Economía

Benjamín Aceval y el pueblo paraguayo como luces históricas para las negociaciones de Itaipú

 

Habían pasado algunos años del “final” de la Guerra de la Triple Alianza. Paraguay se encontraba en medio de su mayor tragedia. En el año 1872, Brasil y Paraguay firmaron el tratado de límites entre ambos países con tropas del ejército brasileño aún en territorio paraguayo. En medio de estas circunstancias, el 3 de febrero de 1876, Paraguay y Argentina firmaron el tratado de límites entre ambos países y decidieron someter la resolución del conflicto de límites sobre una parte del territorio del Chaco a un arbitraje, también con tropas del ejército argentino aún en territorio paraguayo.

El decimonoveno presidente de los Estados Unidos, Rutherford B. Hayes, es muy conocido en Paraguay. Un departamento y su capital llevan su nombre. En 1878, el presidente Hayes dio a conocer, vía arbitraje internacional, que el Chaco, entre los ríos Pilcomayo y Verde, estaba legal y justamente dentro de los límites del Paraguay. Para Paraguay y su pueblo, devastados tras la guerra, la disputa por el Chaco fue una gran oportunidad para obtener una victoria sobre la alianza y el laudo arbitral norteamericano reconoció que ese territorio en disputa pertenecía al Paraguay. Ese reconocimiento era fundamental para la estabilidad sudamericana.

Detrás de esta disputa territorial se encuentran los verdaderos héroes nacionales: Benjamín Aceval y el pueblo paraguayo. Aceval, aunque de nacionalidad paraguaya, se crió en Argentina y se graduó con un Doctorado en Leyes de la Universidad de Buenos Aires. Además, era un conocedor de las costumbres y de la élite de Argentina.

No fue casualidad que el presidente Higinio Uriarte relevara a Aceval de su cargo de ministro de Relaciones Exteriores de Paraguay para encomendarle la representación diplomática ante Estados Unidos en medio de esta crisis diplomática con Argentina. Esto fue parte de una estrategia: optar por un hombre con el carácter y con la preparación de Aceval, cuya lealtad a la nacionalidad paraguaya superaba la búsqueda de comodidad con Argentina. De hecho, la comprensión de las leyes argentinas y de los principios generales en las relaciones internacionales de ese entonces que tenía Aceval fue fundamental para preservar la soberanía y la paz de Paraguay en medio del asedio que aún sufría el país después de la guerra. Algo importante que se debe tener en cuenta es que el Derecho Internacional, tal como lo conocemos en la actualidad, aún estaba en proceso de formación.
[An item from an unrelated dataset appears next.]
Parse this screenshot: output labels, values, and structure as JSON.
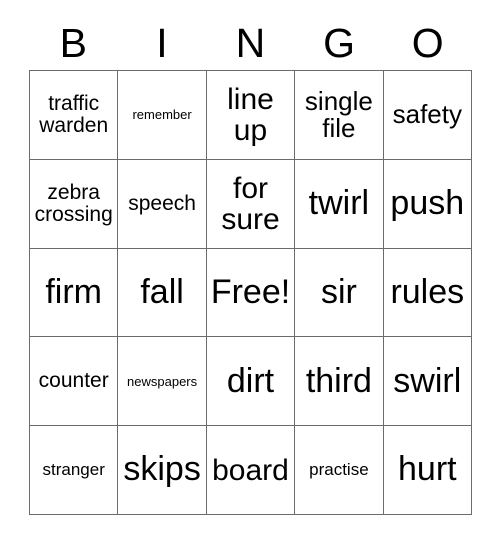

El pueblo paraguayo, por su lado, en medio del dolor aún sentido con profundidad, hizo muchos esfuerzos para organizar la representación de su posición ante el arbitraje. La posición paraguaya fue presentada de forma impecable.

Ahora bien, Paraguay, actualmente, se encuentra ante una negociación histórica nuevamente, esta vez con Brasil. Se trata de la revisión/renegociación del tratado de Itaipú. Benjamín Aceval y el pueblo paraguayo después de la Guerra de la Triple Alianza pueden servir como ejemplos claros que dan luz y esperanza. Además, demuestran que, en momentos mucho más difíciles, Paraguay pudo y puede obtener resultados justos y beneficiosos en el marco de negociaciones internacionales muy complicadas.

A modo de conclusión, quisiéramos agregar que un pueblo que no contempla y valora su historia puede condenar su presente y su futuro. Por eso es importante resaltar y tener en cuenta este éxito histórico paraguayo y a sus protagonistas ante las actuales y futuras negociaciones internacionales de Paraguay.